Wednesday, November 7, 2018

How local breweries compete in a crowded market

Data taken from production reports published by the Brewers Association. Breweries quoting estimates or choosing not 
to report may cause actual breakdown of small/mid-size/large breweries to vary slightly compared to what is shown (click to enlarge).

At no time in history has there been as many breweries operating in the U.S. as there are today. Over 6000 are currently on record, and with still more in planning, an already crowded market promises to get even more challenging.

Competition is fierce and breweries are experiencing slower growth. Just brewing good beer isn't enough to get by, which brings about the question of how best to navigate the now choppy brewing waters.

Locally, the playing field consists of over 70 brewing companies (based on openings in 2018 not accounted for in the graphic above). Operations vary in size and scope, ranging from small-batch nanobreweries selling primarily on site, to large production breweries supporting multi-state distribution channels.

With that in mind, founders from breweries big and small were asked what they are doing to stay competitive in the current business environment. Not surprisingly, strategies differ slightly for each, but the common thread among them is the belief that quality is job one.

Erin Rahr, co-founder and president of Rahr & Sons Brewing Co., Fort Worth (large brewery).

  • "Focusing on quality is going to be key for breweries to survive. There is a lot of beer out there now and people are becoming more educated every day on what tastes good and bad in the market."

    "At Rahr & Sons, we focus on the quality of our products and don't look to much into what others are doing. We have chosen to be very innovative with our lab, and have invested in three employees that work on quality control daily. This has also helped us keep consistency while expanding to other states."

Brad Mall, co-founder of Oak Highlands Brewery, Dallas (mid-size brewery).

  • "Obviously, quality is the number one aspect in staying competitive. Consistency is also key. I see those as one in the same - consistency is part of quality."

    "As a small, self-distributed brewery, we try to distinguish ourselves with exceptional customer service. It's important our accounts know they can get an immediate response from the brewery and they have the ability to speak directly with the decision makers. Because we self-distribute, we are able to be nimble and do things other distributed breweries may not be able to do. This enhances our relationship with accounts and helps us stand out."
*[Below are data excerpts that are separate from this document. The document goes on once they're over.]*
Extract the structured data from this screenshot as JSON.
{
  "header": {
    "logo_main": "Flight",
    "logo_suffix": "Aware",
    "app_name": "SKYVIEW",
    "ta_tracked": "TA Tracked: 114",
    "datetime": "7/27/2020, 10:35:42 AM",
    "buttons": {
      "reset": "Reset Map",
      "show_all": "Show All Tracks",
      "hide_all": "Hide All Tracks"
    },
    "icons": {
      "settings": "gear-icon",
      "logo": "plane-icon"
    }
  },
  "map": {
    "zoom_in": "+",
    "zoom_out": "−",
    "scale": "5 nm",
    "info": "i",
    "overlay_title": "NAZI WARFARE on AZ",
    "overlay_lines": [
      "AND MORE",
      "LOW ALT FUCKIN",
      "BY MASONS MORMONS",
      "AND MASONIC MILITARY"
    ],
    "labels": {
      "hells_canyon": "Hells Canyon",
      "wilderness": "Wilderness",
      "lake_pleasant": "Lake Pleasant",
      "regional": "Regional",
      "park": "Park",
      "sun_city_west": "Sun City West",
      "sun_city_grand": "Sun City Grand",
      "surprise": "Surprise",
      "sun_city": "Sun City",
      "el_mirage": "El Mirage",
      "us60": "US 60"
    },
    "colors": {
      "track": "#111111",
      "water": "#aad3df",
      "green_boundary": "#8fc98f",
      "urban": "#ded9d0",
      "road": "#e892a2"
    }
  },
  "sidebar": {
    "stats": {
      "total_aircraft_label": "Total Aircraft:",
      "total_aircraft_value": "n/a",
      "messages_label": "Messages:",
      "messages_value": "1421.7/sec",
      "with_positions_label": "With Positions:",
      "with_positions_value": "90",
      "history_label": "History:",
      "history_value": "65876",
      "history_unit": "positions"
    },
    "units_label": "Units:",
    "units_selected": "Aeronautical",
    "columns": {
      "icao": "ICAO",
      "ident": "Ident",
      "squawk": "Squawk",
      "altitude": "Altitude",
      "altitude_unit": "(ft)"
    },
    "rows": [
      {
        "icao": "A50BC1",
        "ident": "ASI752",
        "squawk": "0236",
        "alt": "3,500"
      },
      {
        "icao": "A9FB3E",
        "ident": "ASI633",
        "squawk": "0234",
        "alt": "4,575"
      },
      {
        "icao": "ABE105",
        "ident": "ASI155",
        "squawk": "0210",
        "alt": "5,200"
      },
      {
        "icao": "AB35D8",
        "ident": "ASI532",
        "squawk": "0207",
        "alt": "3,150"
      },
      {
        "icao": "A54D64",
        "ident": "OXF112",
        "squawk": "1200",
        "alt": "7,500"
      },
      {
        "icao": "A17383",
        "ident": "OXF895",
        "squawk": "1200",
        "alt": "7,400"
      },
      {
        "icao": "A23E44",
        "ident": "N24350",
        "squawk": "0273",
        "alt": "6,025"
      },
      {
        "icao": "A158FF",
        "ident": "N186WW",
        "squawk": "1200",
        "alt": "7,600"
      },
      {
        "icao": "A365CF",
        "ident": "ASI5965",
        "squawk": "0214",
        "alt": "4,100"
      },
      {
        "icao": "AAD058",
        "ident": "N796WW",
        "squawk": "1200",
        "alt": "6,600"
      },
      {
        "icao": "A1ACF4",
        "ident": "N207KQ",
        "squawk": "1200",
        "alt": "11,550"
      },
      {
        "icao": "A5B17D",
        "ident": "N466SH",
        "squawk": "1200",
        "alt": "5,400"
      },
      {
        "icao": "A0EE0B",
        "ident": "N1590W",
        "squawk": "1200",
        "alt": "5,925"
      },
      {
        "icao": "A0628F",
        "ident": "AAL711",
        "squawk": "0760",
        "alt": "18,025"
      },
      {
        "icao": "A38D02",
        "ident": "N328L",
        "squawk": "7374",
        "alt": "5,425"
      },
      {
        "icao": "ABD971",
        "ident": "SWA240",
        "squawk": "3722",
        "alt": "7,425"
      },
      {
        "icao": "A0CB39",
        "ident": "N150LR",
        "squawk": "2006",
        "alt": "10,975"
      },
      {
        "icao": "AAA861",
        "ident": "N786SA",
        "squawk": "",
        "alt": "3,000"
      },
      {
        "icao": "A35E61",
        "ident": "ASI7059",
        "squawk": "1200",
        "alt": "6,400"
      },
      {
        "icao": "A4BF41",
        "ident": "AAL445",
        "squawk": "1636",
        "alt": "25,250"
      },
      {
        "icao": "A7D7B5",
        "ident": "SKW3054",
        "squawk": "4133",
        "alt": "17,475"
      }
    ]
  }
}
Yianni Arestis, co-founder and CEO of Armadillo Ale Works, Denton (mid-size brewery).

  • "One important aspect is maintaining the highest quality, and that's why we made sure to have a QA/QC lab from day one at our facility."

    "We focus on creating truly unique beers and utilizing new and innovative ingredients. For Brunch Money, we called it an 'Imperial Golden Stout,' and now that's a style name you see from other breweries across the country. Another example would be brewing with mesquite beans or purple corn nectar - to our knowledge we were the first to use either ingredient on a commercial scale.”

    “Our goal is to have beers that are both fully flavored and accessible to all, and we feel we are able to accomplish that and stand out with our innovative brewing methods."

Jacob Sloan, co-founder of On Rotation, Dallas (small brewery).

  • "We insist on producing a high-quality product with the finest ingredients, but we are just as obsessed with offering the best craft beer drinking experience in the market. We have the ability to control the entire experience of consuming our beers, and we consider all parts of that process -- the taproom, the branding, the staff, and the glass -- as part of the product itself."

    "As a small-batch brewery, our quick-churning brew schedule allows us to branch out and take chances on more obscure, expensive, or experimental styles that may not seem viable to the larger breweries. We're able to introduce new beers on a weekly basis, and we are forever evolving the beers we make based on what is on the market and what people enjoy. That keeps us current and keeps things exciting for us and our customers in a way that allows us to stay competitive and relevant no matter how many breweries enter the market."